Prednisone Side Effects And Warnings

Learn Facts and Information About Prednisone, Both Side Effects and Benefits

People Who Should Avoid Prednisone

Who Should Avoid Prednisone Consumption?

Prednisone is indeed a lifesaving medication in many cases; however, due to excessive and unregulated use of steroids, a number of complications and adverse effects are being reported.

This article entails some of the common conditions in which it is recommended to avoid prednisone intake:

When Should You Avoid Prednisone Consumption?

Impaired immunity:

Individuals who have a history of severe allergic response to prednisone should avoid consumption at all costs. Likewise those who have:

  • Active fungal infections (localized or systemic) are recommended to avoid steroid consumption (unless advised by your healthcare provider).
  • Active infections (especially those that are associated with fever, like malaria or tuberculosis). Likewise if you have a recent or active history of herpes infection, you should consider other pharmacological options.

This is because steroid medications are capable of further deteriorating the immune functioning of the body, leading to an exaggerated infection.

Active disease or illness:

Other common situations in which prednisone intake should be avoided include:

  • Active diarrheal illness
  • Kidney disorder
  • History of chronic liver disease like cirrhosis
  • Serious cardiac illness (or uncontrolled blood pressure)
  • Decreased potassium level in blood since prednisone intake further decreases the concentration of potassium in the body.

Endocrinological issues:

  • Caution must be exercised if you have uncontrolled diabetes. This is primarily because most of the actions of prednisone are exerted by causing changes in the serum biochemistry (including changes in blood sugar levels). Diabetics who have difficulty in controlling their blood sugar levels with medications should avoid prednisone (unless the potential benefits override the possible complications).
  • Individuals with thyroid problems should ideally avoid prednisone consumption.

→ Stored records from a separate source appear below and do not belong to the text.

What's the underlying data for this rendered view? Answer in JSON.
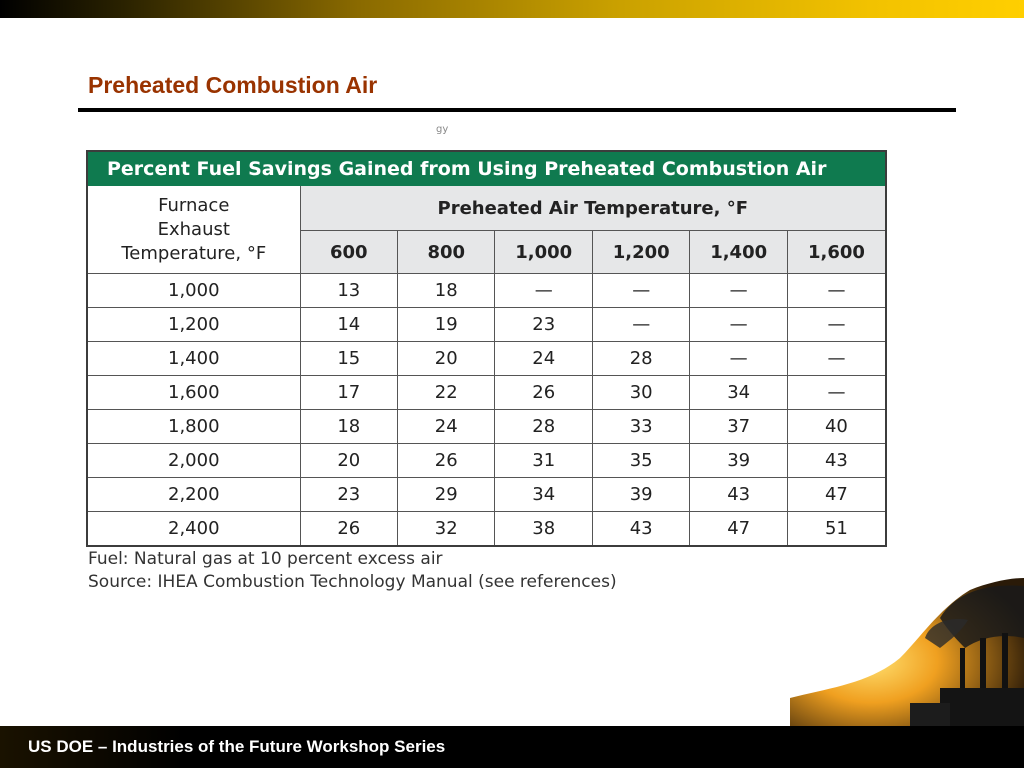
{
  "slide": {
    "title": "Preheated Combustion Air",
    "faint_mark": "gy",
    "footer": "US DOE – Industries of the Future Workshop Series"
  },
  "table": {
    "caption": "Percent Fuel Savings Gained from Using Preheated Combustion Air",
    "row_header_lines": [
      "Furnace",
      "Exhaust",
      "Temperature, °F"
    ],
    "group_header": "Preheated Air Temperature, °F",
    "columns": [
      "600",
      "800",
      "1,000",
      "1,200",
      "1,400",
      "1,600"
    ],
    "rows": [
      {
        "exhaust": "1,000",
        "values": [
          "13",
          "18",
          "—",
          "—",
          "—",
          "—"
        ]
      },
      {
        "exhaust": "1,200",
        "values": [
          "14",
          "19",
          "23",
          "—",
          "—",
          "—"
        ]
      },
      {
        "exhaust": "1,400",
        "values": [
          "15",
          "20",
          "24",
          "28",
          "—",
          "—"
        ]
      },
      {
        "exhaust": "1,600",
        "values": [
          "17",
          "22",
          "26",
          "30",
          "34",
          "—"
        ]
      },
      {
        "exhaust": "1,800",
        "values": [
          "18",
          "24",
          "28",
          "33",
          "37",
          "40"
        ]
      },
      {
        "exhaust": "2,000",
        "values": [
          "20",
          "26",
          "31",
          "35",
          "39",
          "43"
        ]
      },
      {
        "exhaust": "2,200",
        "values": [
          "23",
          "29",
          "34",
          "39",
          "43",
          "47"
        ]
      },
      {
        "exhaust": "2,400",
        "values": [
          "26",
          "32",
          "38",
          "43",
          "47",
          "51"
        ]
      }
    ],
    "footnotes": [
      "Fuel: Natural gas at 10 percent excess air",
      "Source: IHEA Combustion Technology Manual (see references)"
    ]
  },
  "colors": {
    "title": "#993300",
    "table_header_bg": "#0f7a4f",
    "column_header_bg": "#e6e7e8",
    "top_band_end": "#ffcf00"
  }
}
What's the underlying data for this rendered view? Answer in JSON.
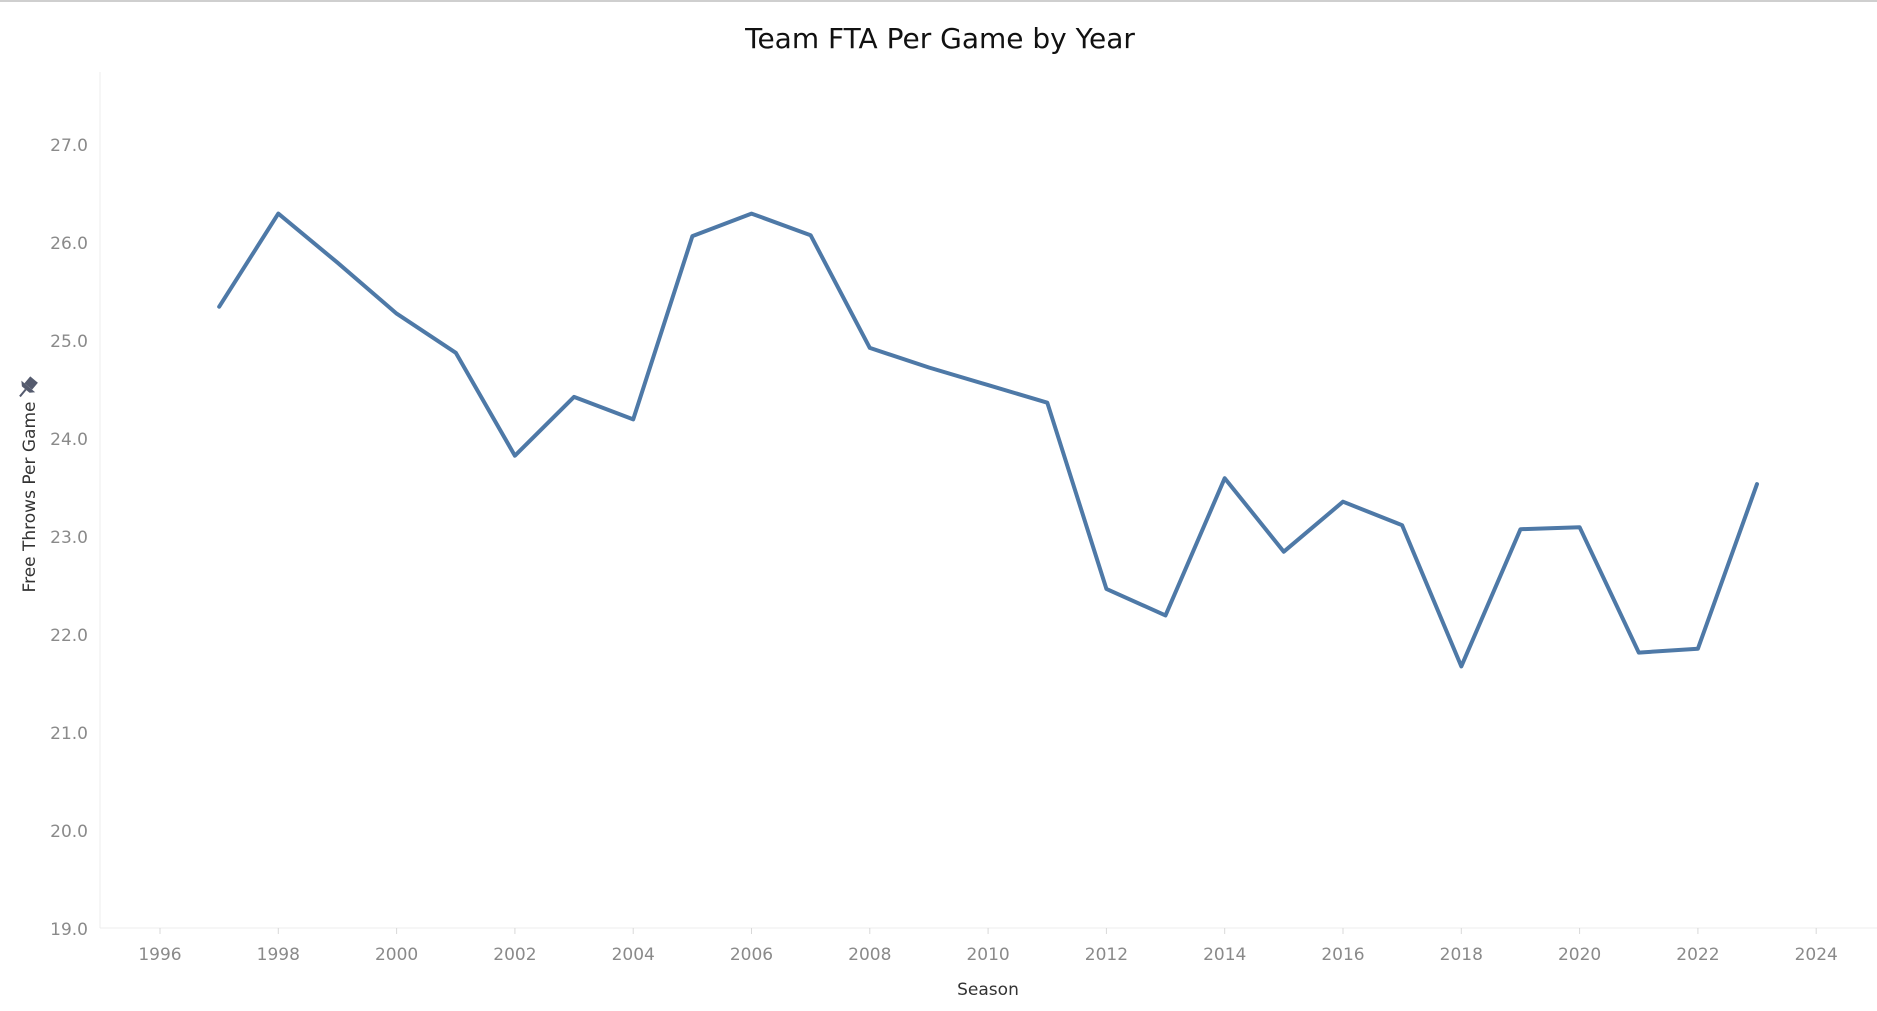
{
  "chart_data": {
    "type": "line",
    "title": "Team FTA Per Game by Year",
    "xlabel": "Season",
    "ylabel": "Free Throws Per Game",
    "xlim": [
      1995,
      2025
    ],
    "ylim": [
      19.0,
      27.7
    ],
    "x_ticks": [
      1996,
      1998,
      2000,
      2002,
      2004,
      2006,
      2008,
      2010,
      2012,
      2014,
      2016,
      2018,
      2020,
      2022,
      2024
    ],
    "y_ticks": [
      "19.0",
      "20.0",
      "21.0",
      "22.0",
      "23.0",
      "24.0",
      "25.0",
      "26.0",
      "27.0"
    ],
    "y_tick_values": [
      19,
      20,
      21,
      22,
      23,
      24,
      25,
      26,
      27
    ],
    "grid": false,
    "line_color": "#4e79a7",
    "pin_icon": "pin-icon",
    "series": [
      {
        "x": [
          1997,
          1998,
          1999,
          2000,
          2001,
          2002,
          2003,
          2004,
          2005,
          2006,
          2007,
          2008,
          2009,
          2010,
          2011,
          2012,
          2013,
          2014,
          2015,
          2016,
          2017,
          2018,
          2019,
          2020,
          2021,
          2022,
          2023
        ],
        "values": [
          25.35,
          26.3,
          25.8,
          25.28,
          24.88,
          23.83,
          24.43,
          24.2,
          26.07,
          26.3,
          26.08,
          24.93,
          24.73,
          24.55,
          24.37,
          22.47,
          22.2,
          23.6,
          22.85,
          23.36,
          23.12,
          21.68,
          23.08,
          23.1,
          21.82,
          21.86,
          23.54
        ]
      }
    ]
  }
}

  • Those suffering from any mental illness or depressive state should ideally avoid prednisone because it is associated with changes in mood and behavior.
  • Individuals with neuromuscular disorders like myasthenia gravis.
  • Those with ulcerative colitis, history of upper gastrointestinal bleeding or stomach ulcers.
  • Individuals who are over 55 years old, due to risk of osteoporosis.

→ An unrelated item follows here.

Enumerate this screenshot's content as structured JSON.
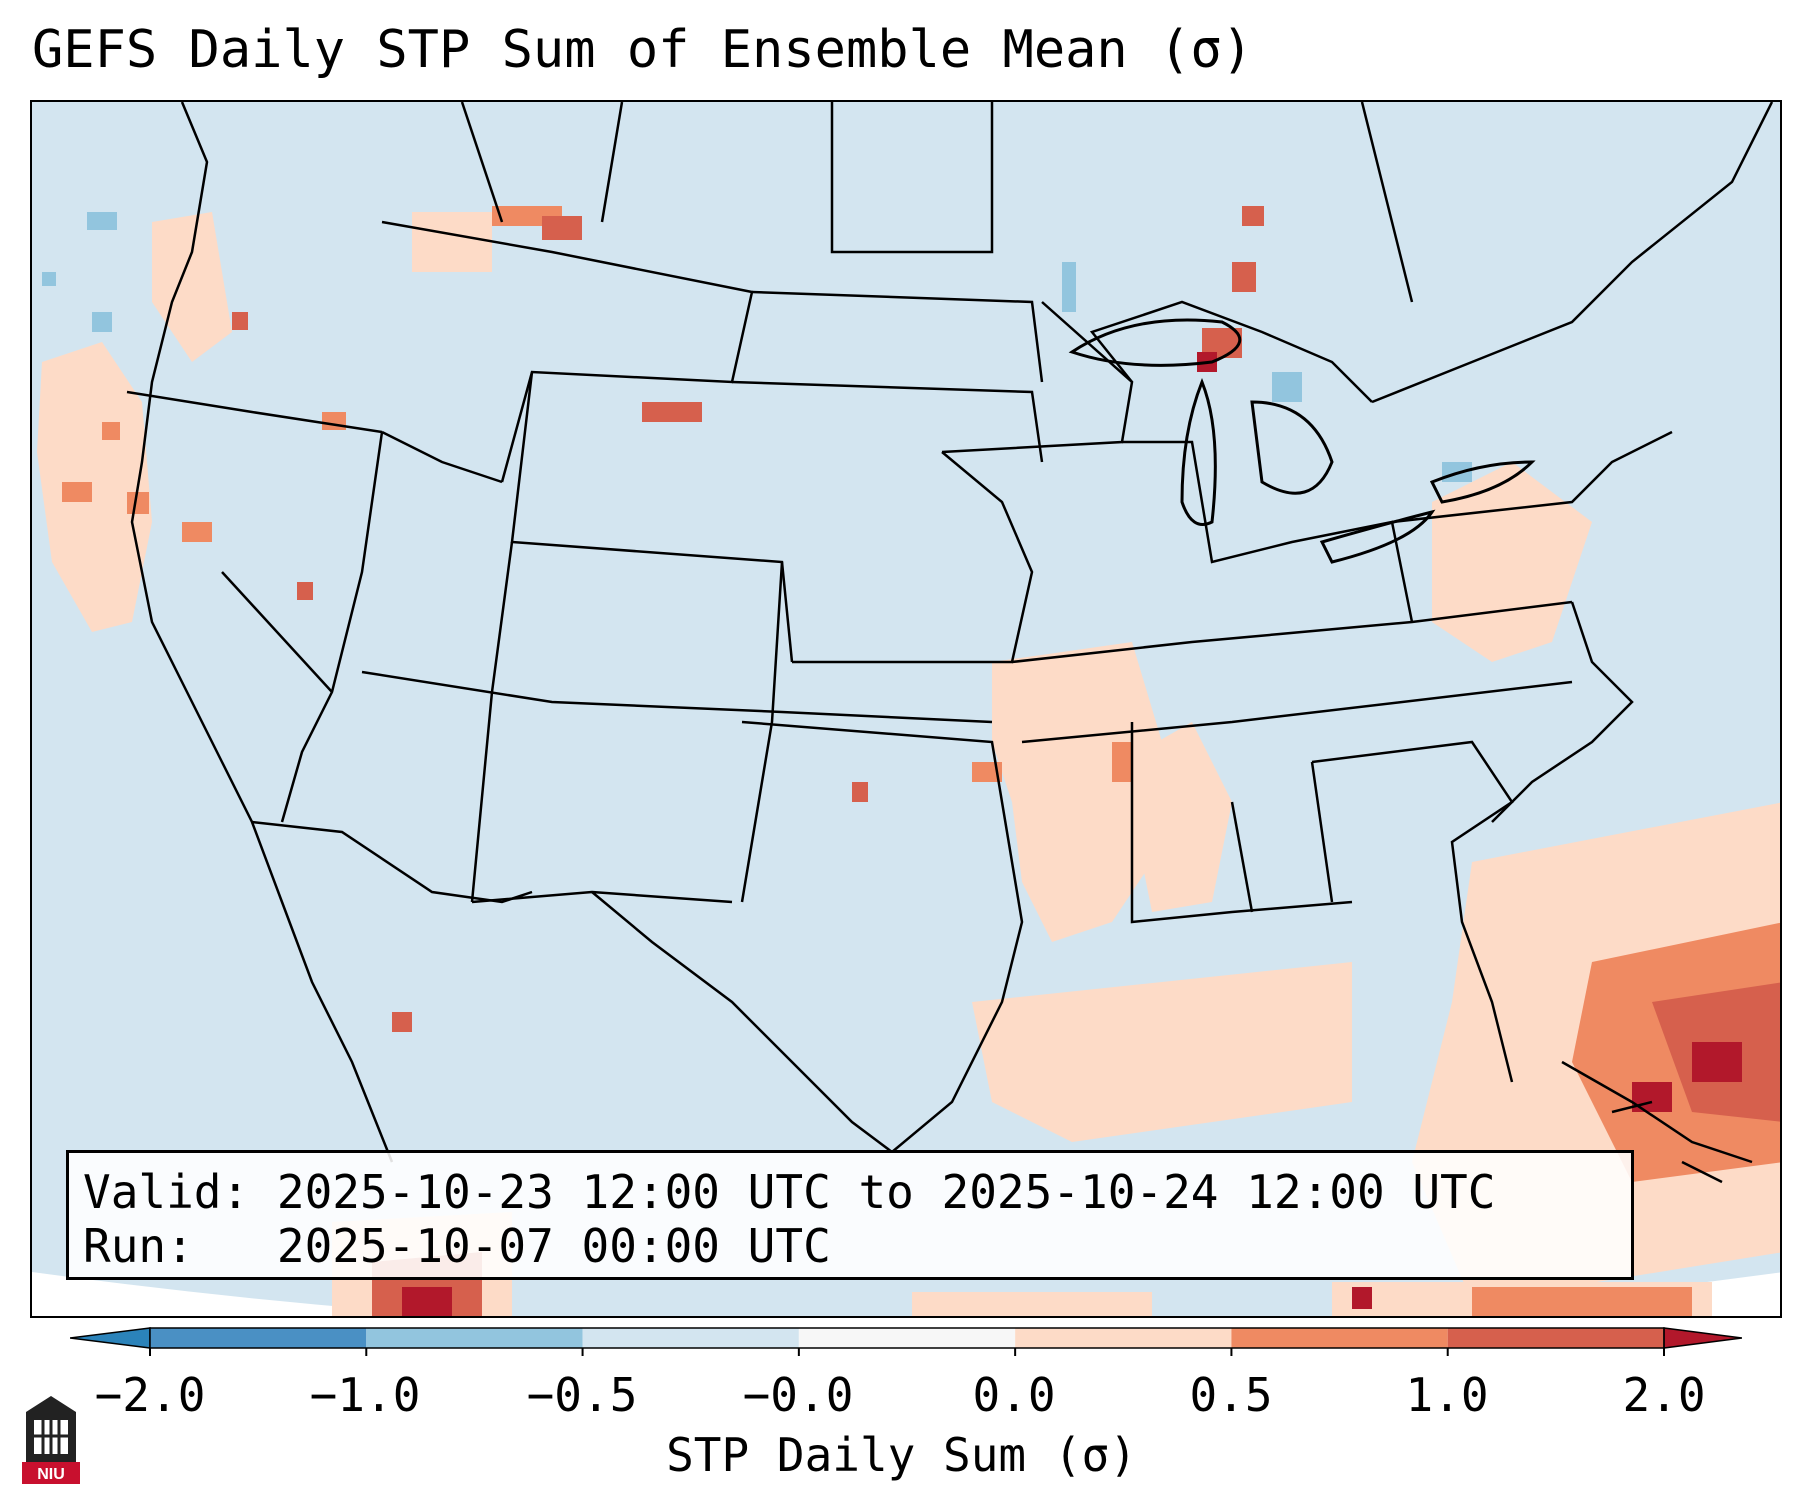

Research data suggests that a dose of more than 8 mg/day for a period of more than 5 years can lead to significant osteoporosis, bone weakening, bone pains and higher risk of fractures. Some interesting trends were noted in the research published in the Journal of Bone and Mineral Research, according to which the risk of vertebral or spinal fractures is highest in prednisone users (who consume a dose of more than 7.5 mg/day).

Previous data and statistics for long-term prednisone users suggest that the risk and severity of side effects increase significantly in individuals who have a low serum albumin concentration. As a result of extensive research conducted by scientists, it has been observed that low serum concentration of albumin (less than 2.5 g/ 100 ml) doubles the chances of adverse reactions to prednisone. This conclusion was drawn from the data collected by serial investigations of 240 admitted patients who were on a prednisone regimen for a variety of indications[1].

When to See a Doctor?

Contact your healthcare provider if you are experiencing:

  • Moderate to severe eye pain, changes in vision quality, blurring or the appearance of haloes. It has been observed that the consumption of prednisone for a period of more than 5 years increases the risk of cataract. Ideally, it is recommended to see your ophthalmologist at least once every 6 months if you are taking prednisone long-term.
  • Moderate to severe depression, feelings of extreme sadness or elation, or other significant changes in your behavior and personality also raise concern, suggesting the systemic effects of long-term prednisone intake. See your healthcare provider for dosage adjustment and symptom evaluation at your earliest convenience.
  • If you are experiencing moderate weight gain
  • Tarry or bloody stools suggest changes in blood cells or may be an opportunistic infection due to long-term immunosuppression by prednisone.
  • Significant changes in blood pressure, buzzing in ears, confusion, anxiety and chest pain are some of the other danger signs that require either dosage adjustment or a detailed medical evaluation to check the symptoms.

It is recommended to avoid prednisone intake for long periods (unless therapy is absolutely necessary) and there is a consensus that the risks and side effects can be largely minimized if periodic medical assessment is sought.


  1. Lewis, G., Jusko, W., Burke, C., & Graves, L. (1971). Prednisone side-effects and serum-protein levels: a collaborative study. The Lancet, 298(7728), 778-781.
  2. McDougall, R., Sibley, J., Haga, M., & Russell, A. (1994). Outcome in patients with rheumatoid arthritis receiving prednisone compared to matched controls. The Journal of rheumatology, 21(7), 1207-1213.